Arabia Kadali is an Indian Telugu-language survival drama television series created by Krish Jagarlamudi, who co-wrote with Chintakindi Srinivas Rao. The series is produced by First Frame Entertainments and stars Satyadev and Anandhi in the lead roles.
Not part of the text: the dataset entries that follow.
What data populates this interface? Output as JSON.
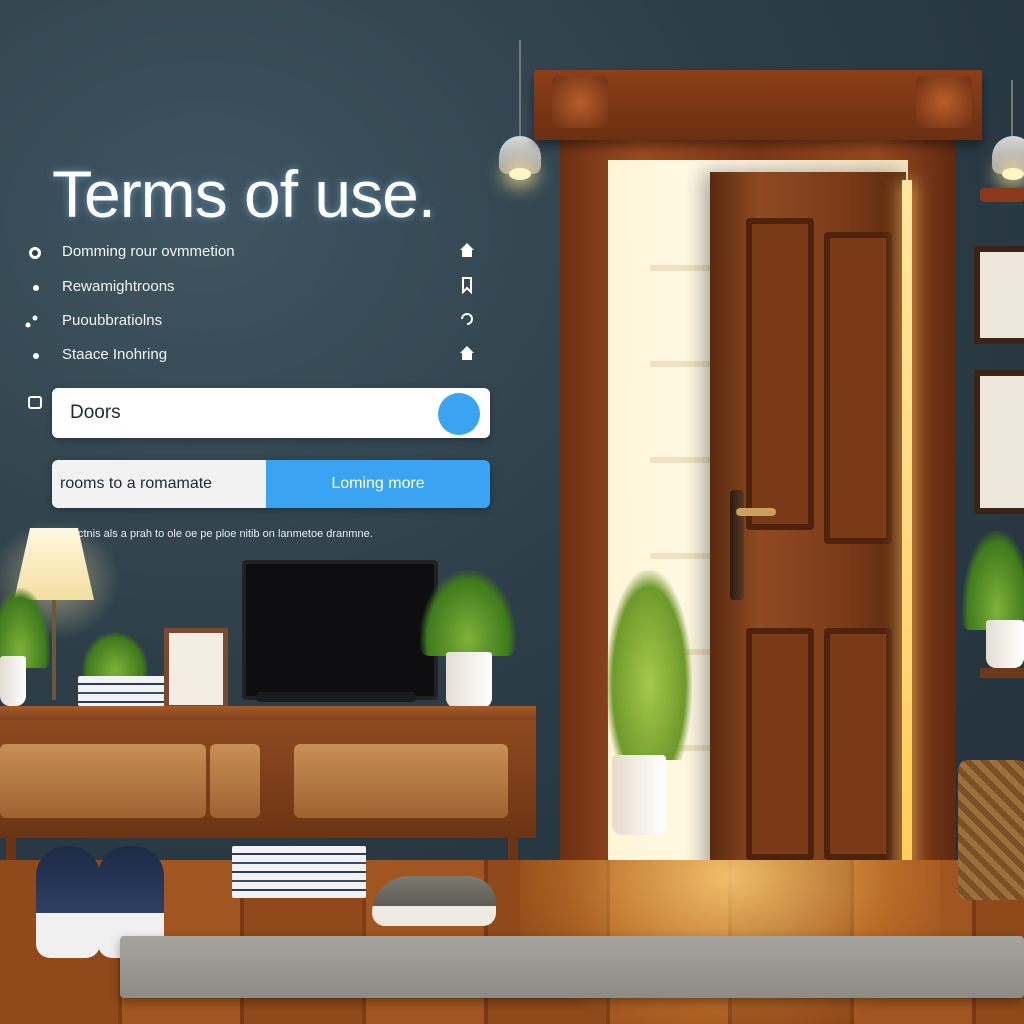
{
  "page": {
    "title": "Terms of use.",
    "menu_items": [
      {
        "label": "Domming rour ovmmetion",
        "icon": "home-icon"
      },
      {
        "label": "Rewamightroons",
        "icon": "bookmark-icon"
      },
      {
        "label": "Puoubbratiolns",
        "icon": "refresh-icon"
      },
      {
        "label": "Staace Inohring",
        "icon": "home-icon"
      }
    ],
    "search": {
      "value": "Doors",
      "placeholder": ""
    },
    "action_row": {
      "left_text": "rooms to a romamate",
      "button_label": "Loming more"
    },
    "footnote": "ctnis als a prah to ole oe pe ploe nitib on lanmetoe dranmne.",
    "colors": {
      "accent": "#3aa3f2",
      "title": "#ffffff"
    }
  }
}
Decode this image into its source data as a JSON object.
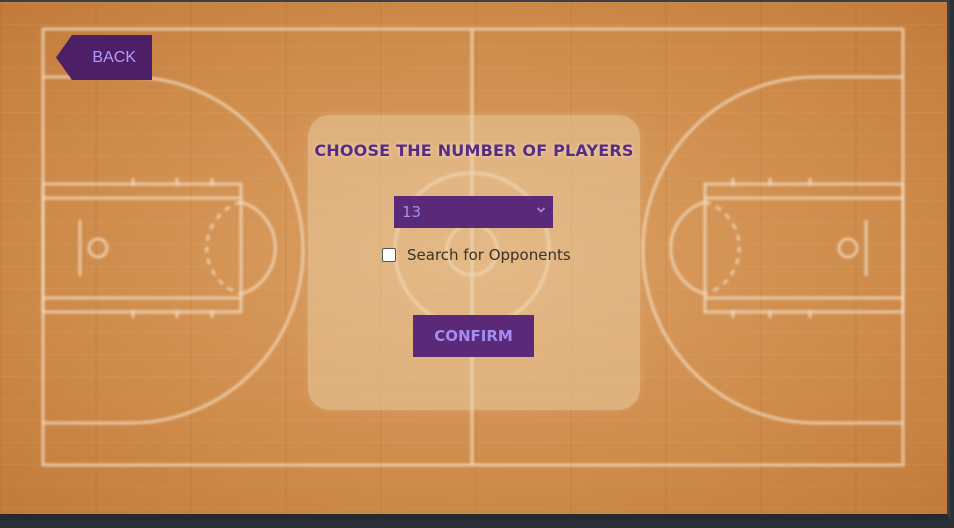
{
  "navigation": {
    "back_label": "BACK"
  },
  "dialog": {
    "title": "CHOOSE THE NUMBER OF PLAYERS",
    "player_count_selected": "13",
    "search_opponents_label": "Search for Opponents",
    "search_opponents_checked": false,
    "confirm_label": "CONFIRM"
  },
  "icons": {
    "select_arrow": "chevron-down-icon"
  },
  "colors": {
    "accent_purple": "#5a2a78",
    "back_purple": "#4d1f67",
    "button_text": "#a58cf0",
    "title_text": "#5a2b80",
    "court_wood": "#d08e4d",
    "court_lines": "#f3dcc0"
  }
}
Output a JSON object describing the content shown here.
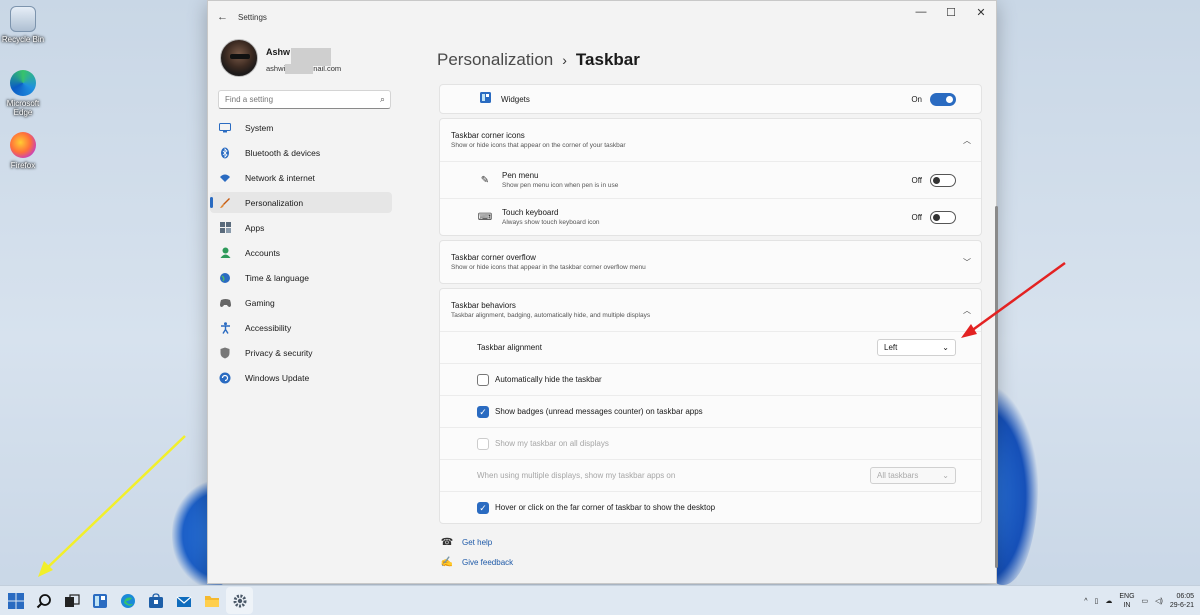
{
  "desktop": {
    "icons": [
      {
        "label": "Recycle Bin",
        "icon": "recycle-bin-icon"
      },
      {
        "label": "Microsoft Edge",
        "icon": "edge-icon"
      },
      {
        "label": "Firefox",
        "icon": "firefox-icon"
      }
    ]
  },
  "window": {
    "app_title": "Settings",
    "controls": {
      "minimize": "—",
      "maximize": "☐",
      "close": "✕"
    }
  },
  "profile": {
    "name_visible": "Ashw",
    "email_prefix": "ashwi",
    "email_suffix": "nail.com"
  },
  "search": {
    "placeholder": "Find a setting"
  },
  "nav": {
    "items": [
      {
        "label": "System",
        "icon": "system-icon",
        "color": "#2a6bc1"
      },
      {
        "label": "Bluetooth & devices",
        "icon": "bluetooth-icon",
        "color": "#2a6bc1"
      },
      {
        "label": "Network & internet",
        "icon": "wifi-icon",
        "color": "#2a6bc1"
      },
      {
        "label": "Personalization",
        "icon": "brush-icon",
        "color": "#c55a11"
      },
      {
        "label": "Apps",
        "icon": "apps-icon",
        "color": "#5a6b7c"
      },
      {
        "label": "Accounts",
        "icon": "accounts-icon",
        "color": "#2e9a5a"
      },
      {
        "label": "Time & language",
        "icon": "globe-icon",
        "color": "#2a6bc1"
      },
      {
        "label": "Gaming",
        "icon": "gaming-icon",
        "color": "#666666"
      },
      {
        "label": "Accessibility",
        "icon": "accessibility-icon",
        "color": "#2a6bc1"
      },
      {
        "label": "Privacy & security",
        "icon": "shield-icon",
        "color": "#666666"
      },
      {
        "label": "Windows Update",
        "icon": "update-icon",
        "color": "#2a6bc1"
      }
    ],
    "active_index": 3
  },
  "breadcrumb": {
    "parent": "Personalization",
    "separator": "›",
    "current": "Taskbar"
  },
  "widgets_row": {
    "label": "Widgets",
    "state": "On"
  },
  "corner_icons": {
    "title": "Taskbar corner icons",
    "desc": "Show or hide icons that appear on the corner of your taskbar",
    "items": [
      {
        "label": "Pen menu",
        "desc": "Show pen menu icon when pen is in use",
        "state": "Off"
      },
      {
        "label": "Touch keyboard",
        "desc": "Always show touch keyboard icon",
        "state": "Off"
      }
    ]
  },
  "corner_overflow": {
    "title": "Taskbar corner overflow",
    "desc": "Show or hide icons that appear in the taskbar corner overflow menu"
  },
  "behaviors": {
    "title": "Taskbar behaviors",
    "desc": "Taskbar alignment, badging, automatically hide, and multiple displays",
    "alignment_label": "Taskbar alignment",
    "alignment_value": "Left",
    "auto_hide": "Automatically hide the taskbar",
    "badges": "Show badges (unread messages counter) on taskbar apps",
    "all_displays": "Show my taskbar on all displays",
    "multi_label": "When using multiple displays, show my taskbar apps on",
    "multi_value": "All taskbars",
    "far_corner": "Hover or click on the far corner of taskbar to show the desktop"
  },
  "links": {
    "help": "Get help",
    "feedback": "Give feedback"
  },
  "tray": {
    "lang_top": "ENG",
    "lang_bottom": "IN",
    "time": "06:05",
    "date": "29-6-21",
    "chevron": "^"
  },
  "colors": {
    "accent": "#2a6bc1",
    "red_arrow": "#e32222",
    "yellow_arrow": "#f2ef2a"
  }
}
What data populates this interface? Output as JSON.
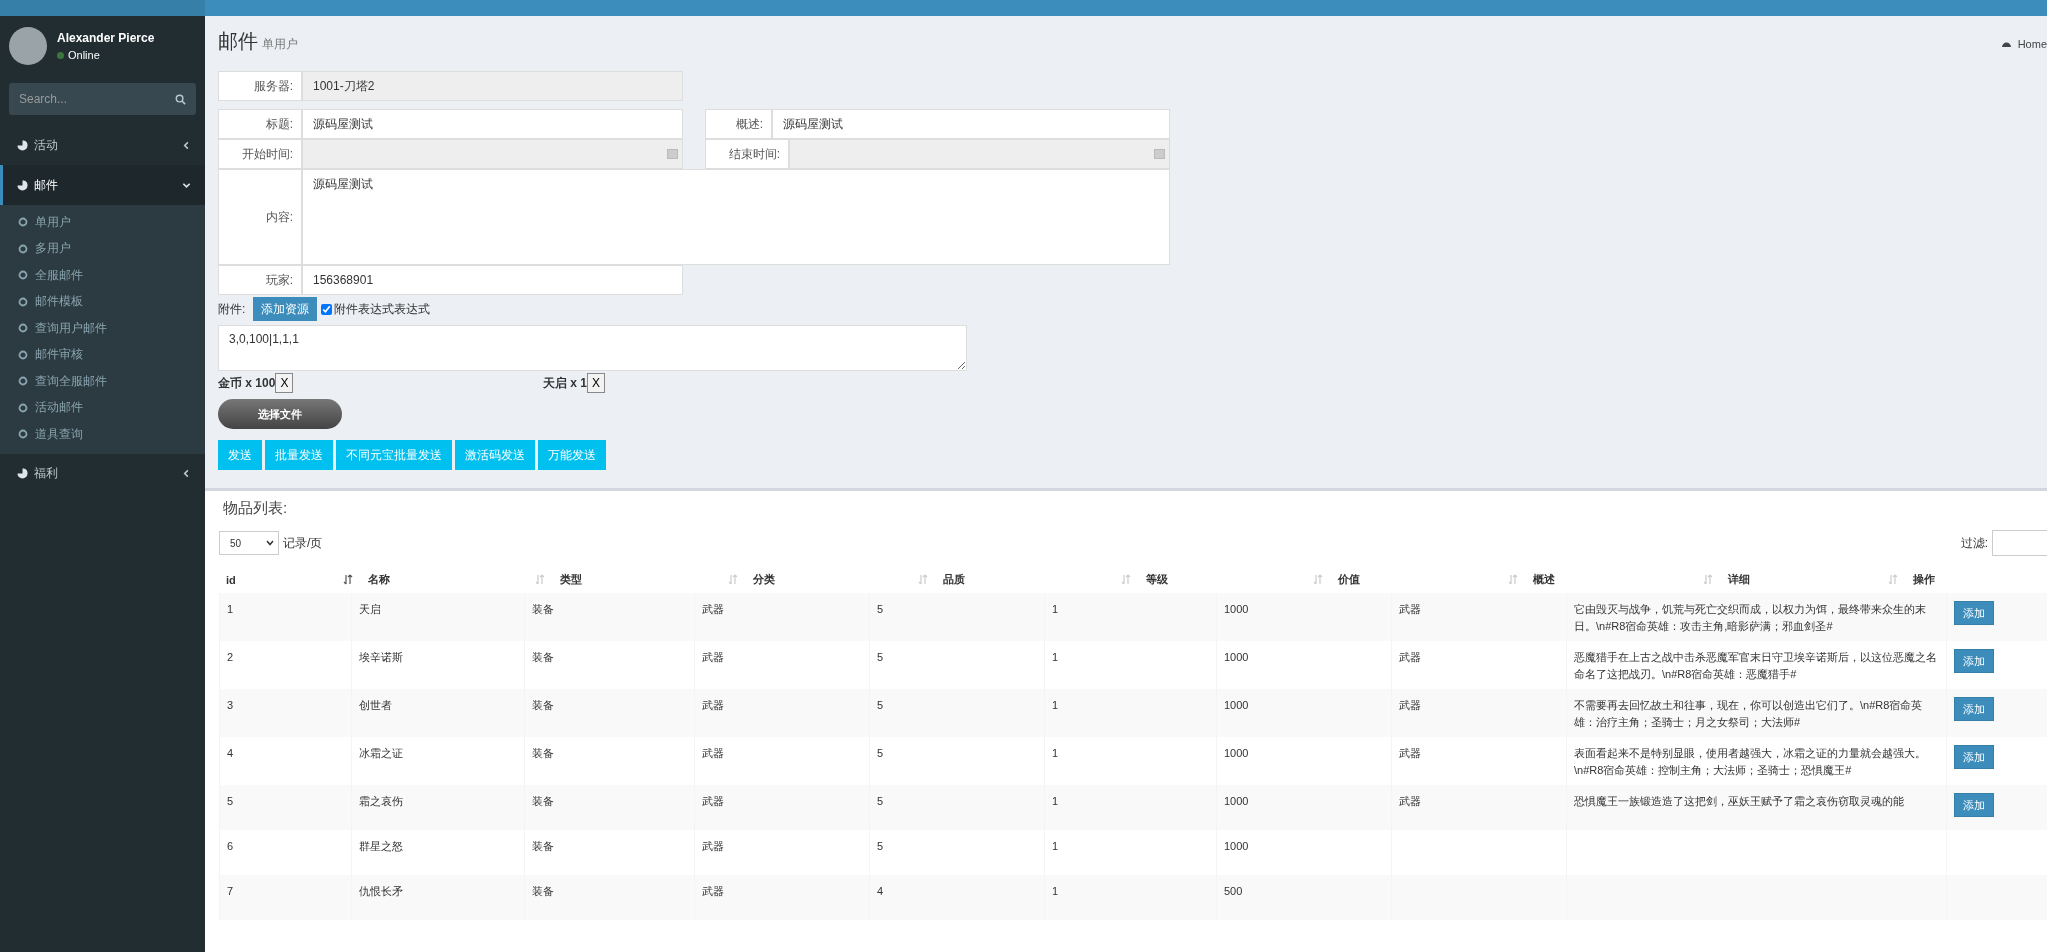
{
  "user": {
    "name": "Alexander Pierce",
    "status": "Online"
  },
  "sidebar": {
    "search_placeholder": "Search...",
    "items": [
      {
        "label": "活动",
        "expanded": false
      },
      {
        "label": "邮件",
        "expanded": true,
        "children": [
          {
            "label": "单用户"
          },
          {
            "label": "多用户"
          },
          {
            "label": "全服邮件"
          },
          {
            "label": "邮件模板"
          },
          {
            "label": "查询用户邮件"
          },
          {
            "label": "邮件审核"
          },
          {
            "label": "查询全服邮件"
          },
          {
            "label": "活动邮件"
          },
          {
            "label": "道具查询"
          }
        ]
      },
      {
        "label": "福利",
        "expanded": false
      }
    ]
  },
  "page": {
    "title": "邮件",
    "subtitle": "单用户",
    "breadcrumb": "Home"
  },
  "form": {
    "server": {
      "label": "服务器:",
      "value": "1001-刀塔2"
    },
    "title": {
      "label": "标题:",
      "value": "源码屋测试"
    },
    "summary": {
      "label": "概述:",
      "value": "源码屋测试"
    },
    "start_time": {
      "label": "开始时间:"
    },
    "end_time": {
      "label": "结束时间:"
    },
    "content": {
      "label": "内容:",
      "value": "源码屋测试"
    },
    "player": {
      "label": "玩家:",
      "value": "156368901"
    },
    "attachment": {
      "label": "附件:",
      "add_button": "添加资源",
      "checkbox_label": "附件表达式表达式",
      "checked": true,
      "expression": "3,0,100|1,1,1"
    },
    "items": [
      {
        "text": "金币 x 100",
        "remove": "X"
      },
      {
        "text": "天启 x 1",
        "remove": "X"
      }
    ],
    "file_button": "选择文件",
    "buttons": [
      "发送",
      "批量发送",
      "不同元宝批量发送",
      "激活码发送",
      "万能发送"
    ]
  },
  "list": {
    "title": "物品列表:",
    "page_size": "50",
    "page_size_label": "记录/页",
    "filter_label": "过滤:",
    "columns": [
      {
        "label": "id",
        "sortable": true,
        "sorted": true
      },
      {
        "label": "名称",
        "sortable": true,
        "sorted": false
      },
      {
        "label": "类型",
        "sortable": true,
        "sorted": false
      },
      {
        "label": "分类",
        "sortable": true,
        "sorted": false
      },
      {
        "label": "品质",
        "sortable": true,
        "sorted": false
      },
      {
        "label": "等级",
        "sortable": true,
        "sorted": false
      },
      {
        "label": "价值",
        "sortable": true,
        "sorted": false
      },
      {
        "label": "概述",
        "sortable": true,
        "sorted": false
      },
      {
        "label": "详细",
        "sortable": true,
        "sorted": false
      },
      {
        "label": "操作",
        "sortable": false
      }
    ],
    "rows": [
      {
        "cells": [
          "1",
          "天启",
          "装备",
          "武器",
          "5",
          "1",
          "1000",
          "武器",
          "它由毁灭与战争，饥荒与死亡交织而成，以权力为饵，最终带来众生的末日。\\n#R8宿命英雄：攻击主角,暗影萨满；邪血剑圣#"
        ],
        "action": "添加"
      },
      {
        "cells": [
          "2",
          "埃辛诺斯",
          "装备",
          "武器",
          "5",
          "1",
          "1000",
          "武器",
          "恶魔猎手在上古之战中击杀恶魔军官末日守卫埃辛诺斯后，以这位恶魔之名命名了这把战刃。\\n#R8宿命英雄：恶魔猎手#"
        ],
        "action": "添加"
      },
      {
        "cells": [
          "3",
          "创世者",
          "装备",
          "武器",
          "5",
          "1",
          "1000",
          "武器",
          "不需要再去回忆故土和往事，现在，你可以创造出它们了。\\n#R8宿命英雄：治疗主角；圣骑士；月之女祭司；大法师#"
        ],
        "action": "添加"
      },
      {
        "cells": [
          "4",
          "冰霜之证",
          "装备",
          "武器",
          "5",
          "1",
          "1000",
          "武器",
          "表面看起来不是特别显眼，使用者越强大，冰霜之证的力量就会越强大。\\n#R8宿命英雄：控制主角；大法师；圣骑士；恐惧魔王#"
        ],
        "action": "添加"
      },
      {
        "cells": [
          "5",
          "霜之哀伤",
          "装备",
          "武器",
          "5",
          "1",
          "1000",
          "武器",
          "恐惧魔王一族锻造造了这把剑，巫妖王赋予了霜之哀伤窃取灵魂的能"
        ],
        "action": "添加"
      },
      {
        "cells": [
          "6",
          "群星之怒",
          "装备",
          "武器",
          "5",
          "1",
          "1000"
        ]
      },
      {
        "cells": [
          "7",
          "仇恨长矛",
          "装备",
          "武器",
          "4",
          "1",
          "500"
        ]
      }
    ]
  }
}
It was released on Amazon Prime Video on 8 August 2025. The story is based on a real-life incident that occurred in 2018, depicting how Pakistani forces captured the fishermen from Srikakulam, Andhra Pradesh in international waters. Thandel, a film released in February 2025, is also based on the same story.

== Episodes ==

| Episode | Title | Directed by | Written by | Date of Broadcast |
|---|---|---|---|---|
| 1 | "Episode 1" | V. V. Surya Kumar | Krish Jagarlamudi & Chintakindi Srinivas Rao | August 8, 2025 |
| 2 | "Episode 2" | V. V. Surya Kumar | Krish Jagarlamudi & Chintakindi Srinivas Rao | August 8, 2025 |
| 3 | "Episode 3" | V. V. Surya Kumar | Krish Jagarlamudi & Chintakindi Srinivas Rao | August 8, 2025 |
| 4 | "Episode 4" | V. V. Surya Kumar | Krish Jagarlamudi & Chintakindi Srinivas Rao | August 8, 2025 |
| 5 | "Episode 5" | V. V. Surya Kumar | Krish Jagarlamudi & Chintakindi Srinivas Rao | August 8, 2025 |
| 6 | "Episode 6" | V. V. Surya Kumar | Krish Jagarlamudi & Chintakindi Srinivas Rao | August 8, 2025 |
| 7 | "Episode 7" | V. V. Surya Kumar | Krish Jagarlamudi & Chintakindi Srinivas Rao | August 8, 2025 |
| 8 | "Episode 8" | V. V. Surya Kumar | Krish Jagarlamudi & Chintakindi Srinivas Rao | August 8, 2025 |

== Production ==
Post the release, in August 2025, Satyadev issued a clarification related to the similarity of story with Thandel. The pre-production work of the series began in 2023 and it took time for the team to get approval from Amazon Prime Video and to design the screenplay in an episode-wise format.

== Release ==
Arabia Kadali was released on Amazon Prime Video on 8 August 2025 in Telugu along with dubbed versions in Tamil, Hindi, Kannada and Malayalam languages.

== Reception ==
Rating it 3.5 out of 5, BH Harsh of The New Indian Express praised the dialogues written by Chintakindi Srinivas Rao and cinematography work done by Sameer Reddy, while noting the inconsistent writing. Comparing the narrative design with Krish Jagarlamudi's war film Kanche (2015), T Maruthi Acharya of India Today mentioned that, "the execution doesn't fully match the writing's promise". Scroll.in praised the cinematography and production design while mentioning that the themes are over-explained and stated, "...at times, Arabia Kadali veers into docudrama territory, offering too much fish-ology and exposition". The Hindu has cited that, "Satyadev, Anandhi are the saving grace of this underwhelming drama".